Hydraulic simulation and modelling
Using specialist software KGAL has been successfully undertaking hydraulic simulation for several years as part of our expanding portfolio of services. Simulation enables a hydraulic system’s performance to be evaluated for a wide range of loading and ambient conditions before the machinery is built.
The system enables the accurate application of mechanisms and loads including inertia, gravity, external forces, wind loading (steady state and gusting), snow loading, flow rates, pressure changes, actuators, buffers, etc. In addition, the electrical control system can be simulated so that the sequencing and responses of the system can be fully integrated.
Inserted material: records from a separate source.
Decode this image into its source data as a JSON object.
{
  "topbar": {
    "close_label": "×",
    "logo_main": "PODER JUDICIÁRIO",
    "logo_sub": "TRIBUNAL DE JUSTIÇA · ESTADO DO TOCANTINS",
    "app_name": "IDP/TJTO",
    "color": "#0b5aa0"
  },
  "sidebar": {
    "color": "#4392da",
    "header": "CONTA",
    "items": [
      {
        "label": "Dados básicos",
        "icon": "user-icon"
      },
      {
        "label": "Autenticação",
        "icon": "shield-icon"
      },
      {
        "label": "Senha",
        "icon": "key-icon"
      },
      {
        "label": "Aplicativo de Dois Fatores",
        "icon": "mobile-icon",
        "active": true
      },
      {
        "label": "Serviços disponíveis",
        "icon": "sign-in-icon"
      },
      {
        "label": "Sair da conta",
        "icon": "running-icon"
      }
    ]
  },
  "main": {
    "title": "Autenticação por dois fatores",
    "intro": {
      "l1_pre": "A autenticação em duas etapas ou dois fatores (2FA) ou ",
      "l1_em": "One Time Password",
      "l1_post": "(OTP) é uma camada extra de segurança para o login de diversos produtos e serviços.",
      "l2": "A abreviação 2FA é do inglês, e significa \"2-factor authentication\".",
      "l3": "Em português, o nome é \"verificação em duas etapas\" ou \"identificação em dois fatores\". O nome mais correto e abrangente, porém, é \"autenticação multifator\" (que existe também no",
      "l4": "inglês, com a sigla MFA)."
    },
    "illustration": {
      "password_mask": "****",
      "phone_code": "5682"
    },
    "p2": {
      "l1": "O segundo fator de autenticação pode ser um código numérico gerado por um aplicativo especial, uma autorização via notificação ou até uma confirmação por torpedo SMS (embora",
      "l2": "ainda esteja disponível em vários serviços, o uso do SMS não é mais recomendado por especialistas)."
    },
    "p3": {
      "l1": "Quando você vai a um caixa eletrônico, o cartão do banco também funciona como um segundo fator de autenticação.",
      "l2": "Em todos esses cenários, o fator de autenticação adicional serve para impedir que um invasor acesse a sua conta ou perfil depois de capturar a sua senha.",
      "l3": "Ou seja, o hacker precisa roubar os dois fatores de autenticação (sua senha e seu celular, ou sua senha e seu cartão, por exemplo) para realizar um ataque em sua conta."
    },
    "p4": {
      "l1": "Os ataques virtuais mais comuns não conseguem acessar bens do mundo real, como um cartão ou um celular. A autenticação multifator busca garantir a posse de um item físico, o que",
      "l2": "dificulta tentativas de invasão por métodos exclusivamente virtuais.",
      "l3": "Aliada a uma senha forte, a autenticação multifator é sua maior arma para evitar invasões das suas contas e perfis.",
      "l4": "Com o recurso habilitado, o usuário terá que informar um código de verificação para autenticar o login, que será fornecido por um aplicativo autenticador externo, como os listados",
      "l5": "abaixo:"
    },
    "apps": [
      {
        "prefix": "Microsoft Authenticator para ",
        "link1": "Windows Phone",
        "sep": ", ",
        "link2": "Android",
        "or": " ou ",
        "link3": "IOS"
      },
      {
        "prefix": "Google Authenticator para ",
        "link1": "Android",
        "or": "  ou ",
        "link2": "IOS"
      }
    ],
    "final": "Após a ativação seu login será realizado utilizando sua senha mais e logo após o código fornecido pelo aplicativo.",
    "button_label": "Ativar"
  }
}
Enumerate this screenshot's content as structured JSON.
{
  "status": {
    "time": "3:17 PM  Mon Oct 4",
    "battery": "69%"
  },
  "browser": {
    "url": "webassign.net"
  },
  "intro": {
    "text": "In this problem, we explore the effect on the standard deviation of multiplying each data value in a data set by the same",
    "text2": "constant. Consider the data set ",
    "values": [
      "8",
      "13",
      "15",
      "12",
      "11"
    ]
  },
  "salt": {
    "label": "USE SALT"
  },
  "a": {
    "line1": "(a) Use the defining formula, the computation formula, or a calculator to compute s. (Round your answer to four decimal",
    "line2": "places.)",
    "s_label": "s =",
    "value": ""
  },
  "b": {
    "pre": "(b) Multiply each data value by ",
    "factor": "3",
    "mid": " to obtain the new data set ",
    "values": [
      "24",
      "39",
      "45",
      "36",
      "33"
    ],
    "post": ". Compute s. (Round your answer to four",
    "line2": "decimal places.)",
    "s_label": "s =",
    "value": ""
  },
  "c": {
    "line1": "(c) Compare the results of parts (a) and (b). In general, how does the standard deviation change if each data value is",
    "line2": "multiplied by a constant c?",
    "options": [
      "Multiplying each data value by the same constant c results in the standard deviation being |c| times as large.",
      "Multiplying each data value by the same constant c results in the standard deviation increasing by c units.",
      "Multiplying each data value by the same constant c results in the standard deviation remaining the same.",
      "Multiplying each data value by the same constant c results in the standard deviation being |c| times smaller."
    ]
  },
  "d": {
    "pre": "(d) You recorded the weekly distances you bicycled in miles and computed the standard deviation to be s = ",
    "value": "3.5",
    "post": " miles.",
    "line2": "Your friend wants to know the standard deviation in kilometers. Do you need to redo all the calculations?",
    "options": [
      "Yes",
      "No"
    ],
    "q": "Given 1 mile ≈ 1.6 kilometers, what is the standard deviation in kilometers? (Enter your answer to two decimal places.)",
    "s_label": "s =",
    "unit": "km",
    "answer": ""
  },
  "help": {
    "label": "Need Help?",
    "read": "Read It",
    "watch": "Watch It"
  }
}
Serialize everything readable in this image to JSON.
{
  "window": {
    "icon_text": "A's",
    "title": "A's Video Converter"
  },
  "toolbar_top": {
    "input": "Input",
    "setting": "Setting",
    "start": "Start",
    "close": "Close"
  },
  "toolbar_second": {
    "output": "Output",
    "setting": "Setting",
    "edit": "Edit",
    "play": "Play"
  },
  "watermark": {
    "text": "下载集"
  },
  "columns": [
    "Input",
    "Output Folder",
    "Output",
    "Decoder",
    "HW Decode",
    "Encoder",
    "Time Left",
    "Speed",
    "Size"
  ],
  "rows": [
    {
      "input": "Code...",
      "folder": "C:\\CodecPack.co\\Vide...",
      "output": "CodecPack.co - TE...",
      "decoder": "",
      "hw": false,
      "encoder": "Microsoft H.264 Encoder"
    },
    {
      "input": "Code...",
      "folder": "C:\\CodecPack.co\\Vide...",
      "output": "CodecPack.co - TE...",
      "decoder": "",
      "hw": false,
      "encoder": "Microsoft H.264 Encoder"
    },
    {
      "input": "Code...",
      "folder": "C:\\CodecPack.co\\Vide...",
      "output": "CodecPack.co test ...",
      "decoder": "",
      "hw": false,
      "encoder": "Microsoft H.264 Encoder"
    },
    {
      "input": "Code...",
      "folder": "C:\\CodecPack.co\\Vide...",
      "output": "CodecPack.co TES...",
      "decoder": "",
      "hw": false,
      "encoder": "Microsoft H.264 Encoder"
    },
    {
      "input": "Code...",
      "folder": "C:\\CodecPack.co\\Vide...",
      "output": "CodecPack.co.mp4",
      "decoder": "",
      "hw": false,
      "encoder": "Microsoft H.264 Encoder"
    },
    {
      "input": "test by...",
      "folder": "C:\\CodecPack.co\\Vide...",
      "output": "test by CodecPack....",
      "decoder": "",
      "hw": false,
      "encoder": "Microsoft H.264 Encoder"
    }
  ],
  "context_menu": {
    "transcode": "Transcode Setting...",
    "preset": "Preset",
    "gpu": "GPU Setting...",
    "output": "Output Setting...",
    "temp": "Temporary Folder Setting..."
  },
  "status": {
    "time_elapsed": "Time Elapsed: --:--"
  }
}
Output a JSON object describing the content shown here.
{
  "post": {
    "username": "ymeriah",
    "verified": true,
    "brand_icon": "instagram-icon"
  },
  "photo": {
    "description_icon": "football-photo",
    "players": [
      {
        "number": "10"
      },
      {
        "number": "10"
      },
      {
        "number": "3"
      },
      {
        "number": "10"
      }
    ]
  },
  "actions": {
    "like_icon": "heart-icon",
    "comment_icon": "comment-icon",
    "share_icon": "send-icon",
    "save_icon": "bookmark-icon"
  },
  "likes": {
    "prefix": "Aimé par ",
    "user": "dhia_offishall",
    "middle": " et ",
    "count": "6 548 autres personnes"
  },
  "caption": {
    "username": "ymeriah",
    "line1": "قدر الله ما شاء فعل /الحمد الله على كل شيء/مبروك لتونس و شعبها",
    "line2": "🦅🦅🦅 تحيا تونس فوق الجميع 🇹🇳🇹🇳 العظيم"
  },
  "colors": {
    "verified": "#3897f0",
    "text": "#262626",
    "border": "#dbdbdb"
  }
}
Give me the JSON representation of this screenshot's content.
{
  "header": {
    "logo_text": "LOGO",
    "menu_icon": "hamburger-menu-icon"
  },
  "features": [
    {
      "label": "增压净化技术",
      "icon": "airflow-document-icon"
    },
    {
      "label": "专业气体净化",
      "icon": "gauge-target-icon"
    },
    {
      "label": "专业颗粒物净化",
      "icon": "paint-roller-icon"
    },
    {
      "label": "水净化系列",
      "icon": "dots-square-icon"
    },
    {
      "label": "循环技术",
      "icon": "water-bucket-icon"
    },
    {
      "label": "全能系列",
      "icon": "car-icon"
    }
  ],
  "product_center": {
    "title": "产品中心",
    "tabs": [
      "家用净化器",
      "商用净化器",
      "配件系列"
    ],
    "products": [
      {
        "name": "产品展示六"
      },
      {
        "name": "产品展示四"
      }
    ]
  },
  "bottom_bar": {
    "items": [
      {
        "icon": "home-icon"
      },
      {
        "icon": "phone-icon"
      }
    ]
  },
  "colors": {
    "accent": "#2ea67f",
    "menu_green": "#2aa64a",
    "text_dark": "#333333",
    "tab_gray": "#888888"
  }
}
It has become commonplace to undertake such works on moving bridges and now the technology has been successfully applied to water control structures. Recent flood defence structures that we’ve simulated include the Benfleet Barrier, the Dartford Creek Barrier and the rising sector gates at Nakdong and on the Han River in Korea.
You can see a short video of the Dalseong weir at Nakdong here.
Simulation can find out potential areas of control instability and cavitation; our systems let us model the effects of flow variation - even rate changes caused by leakages and friction. With some component lead times being as long as 26 weeks, it is usually far more cost-effective to avoid problems on the drawing board than solve them on site; computer-based simulation is the cost saving solution. What’s more, there are significant safety improvements as the system can be shown to operate within its safe operating limits under all conditions, including overload. Wherever safety is paramount, hydraulic simulation can verify the effectiveness of different concepts and provide additional assurance.
The rapid-build nature of the hydraulic simulation system enables alternative solutions to problems to modelled so that clients have a comprehensive 360° view of the options.
The image shows the Dartford Creek Flood Barrier in Kent, England. The existing hydraulic drive system (lifting two 160 ton vertical lift wheel gates) is to be replaced by a direct drive hydraulic motor for which we are undertaking the modelling and simualtion.